Ramón Guerra, Direktor des Verkehrsamtes der Provinz Santa Cruz de Tenerife, erklärte gegenüber einer Tageszeitung, in den ersten Wochen seien die Geschwindigkeitsübertretungen um 50% gesunken, doch zum Ende hin habe sich die Zahl wieder auf das übliche Niveau eingependelt.

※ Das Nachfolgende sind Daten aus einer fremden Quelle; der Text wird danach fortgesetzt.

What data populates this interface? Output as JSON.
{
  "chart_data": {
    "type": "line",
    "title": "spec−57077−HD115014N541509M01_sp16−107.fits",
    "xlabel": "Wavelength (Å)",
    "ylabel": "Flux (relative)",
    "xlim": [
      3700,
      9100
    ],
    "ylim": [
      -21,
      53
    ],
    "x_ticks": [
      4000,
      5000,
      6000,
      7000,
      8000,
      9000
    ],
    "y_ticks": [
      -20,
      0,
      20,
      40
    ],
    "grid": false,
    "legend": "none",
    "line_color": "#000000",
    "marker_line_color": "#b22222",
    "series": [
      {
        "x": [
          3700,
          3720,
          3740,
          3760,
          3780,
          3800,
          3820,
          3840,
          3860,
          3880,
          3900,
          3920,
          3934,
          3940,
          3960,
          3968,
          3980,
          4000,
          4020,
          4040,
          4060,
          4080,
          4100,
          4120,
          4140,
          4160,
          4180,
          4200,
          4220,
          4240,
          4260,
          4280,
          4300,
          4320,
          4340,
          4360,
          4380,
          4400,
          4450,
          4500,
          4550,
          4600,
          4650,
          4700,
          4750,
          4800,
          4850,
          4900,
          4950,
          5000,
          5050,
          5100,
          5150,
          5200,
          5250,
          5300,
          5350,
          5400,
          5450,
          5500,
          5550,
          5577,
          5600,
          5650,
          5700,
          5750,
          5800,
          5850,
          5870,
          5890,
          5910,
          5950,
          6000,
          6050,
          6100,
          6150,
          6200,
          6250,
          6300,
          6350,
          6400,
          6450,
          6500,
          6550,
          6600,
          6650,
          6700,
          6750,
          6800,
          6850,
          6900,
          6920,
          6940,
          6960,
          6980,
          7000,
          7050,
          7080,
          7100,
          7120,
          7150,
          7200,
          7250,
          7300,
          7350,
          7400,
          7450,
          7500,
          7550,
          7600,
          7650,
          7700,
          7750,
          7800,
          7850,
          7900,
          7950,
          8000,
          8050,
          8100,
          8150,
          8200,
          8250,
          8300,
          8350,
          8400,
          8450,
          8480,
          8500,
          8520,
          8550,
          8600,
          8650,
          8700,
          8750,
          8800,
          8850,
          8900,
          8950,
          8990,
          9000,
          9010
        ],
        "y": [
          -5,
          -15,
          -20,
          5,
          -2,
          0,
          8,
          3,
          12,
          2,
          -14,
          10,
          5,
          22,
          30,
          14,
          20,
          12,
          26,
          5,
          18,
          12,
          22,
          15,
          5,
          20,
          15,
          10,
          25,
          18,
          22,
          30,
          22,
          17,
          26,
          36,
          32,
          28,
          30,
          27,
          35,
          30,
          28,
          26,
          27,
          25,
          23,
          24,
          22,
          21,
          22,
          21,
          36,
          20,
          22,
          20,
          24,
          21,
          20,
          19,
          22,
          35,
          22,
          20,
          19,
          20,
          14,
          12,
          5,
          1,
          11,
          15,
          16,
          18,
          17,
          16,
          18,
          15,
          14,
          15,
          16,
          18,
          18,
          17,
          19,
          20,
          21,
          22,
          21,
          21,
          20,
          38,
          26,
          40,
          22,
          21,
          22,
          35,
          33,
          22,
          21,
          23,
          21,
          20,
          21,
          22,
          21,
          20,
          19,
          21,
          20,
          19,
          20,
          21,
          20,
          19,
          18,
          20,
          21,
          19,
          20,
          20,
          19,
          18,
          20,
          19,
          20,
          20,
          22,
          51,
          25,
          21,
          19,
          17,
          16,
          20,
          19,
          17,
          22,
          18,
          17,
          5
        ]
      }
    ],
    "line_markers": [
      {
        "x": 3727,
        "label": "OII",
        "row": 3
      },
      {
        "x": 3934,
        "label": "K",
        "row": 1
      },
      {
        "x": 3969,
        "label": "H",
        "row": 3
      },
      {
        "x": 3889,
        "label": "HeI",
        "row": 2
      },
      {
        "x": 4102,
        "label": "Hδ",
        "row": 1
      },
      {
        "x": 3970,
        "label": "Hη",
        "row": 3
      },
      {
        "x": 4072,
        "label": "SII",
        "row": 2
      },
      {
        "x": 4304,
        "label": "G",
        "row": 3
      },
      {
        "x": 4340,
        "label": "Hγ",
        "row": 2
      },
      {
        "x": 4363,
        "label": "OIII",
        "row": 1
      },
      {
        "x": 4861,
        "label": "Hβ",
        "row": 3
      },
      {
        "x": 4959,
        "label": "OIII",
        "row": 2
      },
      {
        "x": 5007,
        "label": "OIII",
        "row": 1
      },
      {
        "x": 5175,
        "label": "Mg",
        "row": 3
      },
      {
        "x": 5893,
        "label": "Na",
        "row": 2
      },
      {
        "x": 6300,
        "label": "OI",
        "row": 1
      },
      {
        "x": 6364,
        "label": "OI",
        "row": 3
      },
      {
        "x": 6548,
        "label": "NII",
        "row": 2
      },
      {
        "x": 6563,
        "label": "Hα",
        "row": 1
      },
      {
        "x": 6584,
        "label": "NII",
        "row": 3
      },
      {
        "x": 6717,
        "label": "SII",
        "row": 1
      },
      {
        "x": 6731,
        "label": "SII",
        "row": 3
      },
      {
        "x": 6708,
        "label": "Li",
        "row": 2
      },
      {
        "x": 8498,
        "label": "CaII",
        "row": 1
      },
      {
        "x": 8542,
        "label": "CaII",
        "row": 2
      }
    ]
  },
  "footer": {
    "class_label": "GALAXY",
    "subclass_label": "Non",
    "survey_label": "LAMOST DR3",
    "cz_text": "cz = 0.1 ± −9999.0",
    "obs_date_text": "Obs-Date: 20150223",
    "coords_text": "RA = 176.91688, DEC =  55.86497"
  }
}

Allgemein weniger Verkehrstote
Vizepräsident Rubalcaba äußerte, die geringere Höchstgeschwindigkeit habe bei der Bevölkerung für ein stärkeres Bewusstsein über Kosten, Verschmutzung und Risiken des schnellen Fahrens gesorgt. Er versicherte: „Mein Eindruck ist, dass die Spanier nach dieser Debatte weniger rasen werden.“
Allerdings wehrte er das Argument der gesunkenen Unfallzahlen für ein Beibehalten von Tempo 110 ab, denn schließlich seien die Verkehrsopferzahlen während der letzten acht Jahre kontinuierlich gesunken.
Reaktionen
Die Automobilvereinigungen und -clubs begrüßten die Entscheidung der Regierung. Doch wiesen sie auf die geringe Effektivität der Maßnahme hin, denn ihrer Meinung nach sei die Kostenersparnis mehr auf den krisenbedingten Rückgang des Verkehrs zurückzuführen. Außerdem führten sie an, die Einführung von Vergünstigungen beim Kauf neuer Kraftfahrzeuge sei eine weitaus effektivere Maßnahme zur Kraftstoffeinsparung, schließlich würden neuere Autos 40% weniger verbrauchen als zehn Jahre alte Modelle.
Die Staatliche Vereinigung der Verkehrsopfer (DIA) dagegen sprach sich gegen die Wiedereinführung von „Tempo 120“ aus.